でも火のような竜崎の前では、熱に溶ける氷のようですね(笑)
こういう場合優しく包み込んで心を解していくタイプもありますが、竜崎は荒々しくおかまいなしに叩き壊していくような感じ。
ヤクザを生業にしているだけあって暴力的で怖いところもありますが、でも芹沢を想う優しさもちゃんと伝わってきました。
そして一旦解れてしまえば芹沢も結構熱い男でした。
自分をかばう竜崎を助ける為に、検事をやめる芹沢。
そしてそこまでした芹沢を「ヤクザのイロ」にしないためにヤクザをやめる竜崎。
ヤクザと検事がハッピーエンドになるにはこの結末しかないのよね。
都合がいい感じもしますが、ドリームですからそのへんは無条件に浸ればいいと思う(笑)

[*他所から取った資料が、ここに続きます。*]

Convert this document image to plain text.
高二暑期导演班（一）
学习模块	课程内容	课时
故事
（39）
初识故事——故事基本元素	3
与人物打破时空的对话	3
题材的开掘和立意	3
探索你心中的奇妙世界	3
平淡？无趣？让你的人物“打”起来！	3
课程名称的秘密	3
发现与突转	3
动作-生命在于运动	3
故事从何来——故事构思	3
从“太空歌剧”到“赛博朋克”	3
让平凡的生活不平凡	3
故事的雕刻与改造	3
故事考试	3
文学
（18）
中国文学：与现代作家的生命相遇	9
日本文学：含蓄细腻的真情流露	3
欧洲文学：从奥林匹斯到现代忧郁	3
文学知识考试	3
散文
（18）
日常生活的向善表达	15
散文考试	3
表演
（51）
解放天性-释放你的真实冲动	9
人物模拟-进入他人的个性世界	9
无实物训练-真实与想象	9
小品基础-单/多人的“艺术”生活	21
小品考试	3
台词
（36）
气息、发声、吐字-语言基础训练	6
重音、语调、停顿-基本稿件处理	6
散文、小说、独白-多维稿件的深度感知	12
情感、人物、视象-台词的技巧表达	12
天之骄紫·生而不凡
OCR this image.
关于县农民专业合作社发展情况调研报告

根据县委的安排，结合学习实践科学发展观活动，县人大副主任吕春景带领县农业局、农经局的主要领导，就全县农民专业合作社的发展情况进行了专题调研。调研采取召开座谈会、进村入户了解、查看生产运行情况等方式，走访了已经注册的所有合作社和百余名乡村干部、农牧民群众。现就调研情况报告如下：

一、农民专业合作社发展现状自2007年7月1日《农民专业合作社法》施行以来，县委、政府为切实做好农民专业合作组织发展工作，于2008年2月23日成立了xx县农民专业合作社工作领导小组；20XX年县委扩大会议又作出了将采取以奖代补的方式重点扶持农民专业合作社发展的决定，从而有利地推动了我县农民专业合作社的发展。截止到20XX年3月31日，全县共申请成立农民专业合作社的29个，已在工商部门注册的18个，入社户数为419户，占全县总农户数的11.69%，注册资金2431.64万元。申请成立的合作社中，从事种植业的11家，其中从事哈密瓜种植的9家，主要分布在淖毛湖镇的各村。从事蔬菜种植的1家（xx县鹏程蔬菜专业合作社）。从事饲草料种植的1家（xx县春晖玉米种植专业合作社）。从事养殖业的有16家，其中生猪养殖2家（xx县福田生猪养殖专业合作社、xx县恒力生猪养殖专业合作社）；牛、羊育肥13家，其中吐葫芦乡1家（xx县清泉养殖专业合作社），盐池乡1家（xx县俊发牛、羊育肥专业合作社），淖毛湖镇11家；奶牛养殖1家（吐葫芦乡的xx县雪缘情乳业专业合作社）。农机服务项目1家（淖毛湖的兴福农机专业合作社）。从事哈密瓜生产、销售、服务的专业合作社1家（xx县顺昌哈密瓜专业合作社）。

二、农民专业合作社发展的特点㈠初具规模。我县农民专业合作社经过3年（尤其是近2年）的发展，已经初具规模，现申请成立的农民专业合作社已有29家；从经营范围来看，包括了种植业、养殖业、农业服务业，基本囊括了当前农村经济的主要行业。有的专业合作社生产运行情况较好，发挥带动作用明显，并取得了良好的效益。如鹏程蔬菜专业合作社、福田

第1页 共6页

芹沢が竜崎に心を開いていく様子も違和感なかったですし、なかなかドラマティックで面白かったです。

「甘い毒・苦い蜜」は仕事をやめたその後の二人。視点は竜崎側。
「激愛の新婚生活(あらすじより)」だそうですが、そんなに甘いもんでもありません。
検事をやめたあとスキャンダル報道にまみれた芹沢と、元ヤクザで前科者の竜崎。貯えはあるもののそれを食いつぶしていくわけにはいかず仕事を探しますが、なかなか仕事は見つかりません。
特に竜崎のような立場は、どこへいっても雇ってくれるようなところはなかなかなく。そのへんの件はちょっと切なかったですね。
前身がヤクザだということで理不尽な思いをしているのに、やはり求職がうまくいかず意気消沈する芹沢を反対に慰めたりして、なかなか懐の深いいいやつです。本当は自分で店を持ちたいという正直な気持ちを芹沢に言えないなど元ヤクザとは思えずちょっと可愛い。元検事の芹沢のような硬い男は「水商売」など嫌がるだろう・・・ということで、なんですけど。
やっと芹沢は就職が決まったものの自分だけは決まらずに焦っていたとき、脱会したはずの組から呼び出され、再びヤクザの世界に引き戻されそうになる竜崎。
波乱の予感にちょっとドキドキ(笑)
結末はこれまた都合のいい…と思わずにはいられませんでしたが、でもこれはこれでいいよね、と思います。
いろいろ辛いこともあって職も失ったわけですから、やっと落ち着いて幸せに暮らしていける、そんなラストはやっぱりホッとしますから。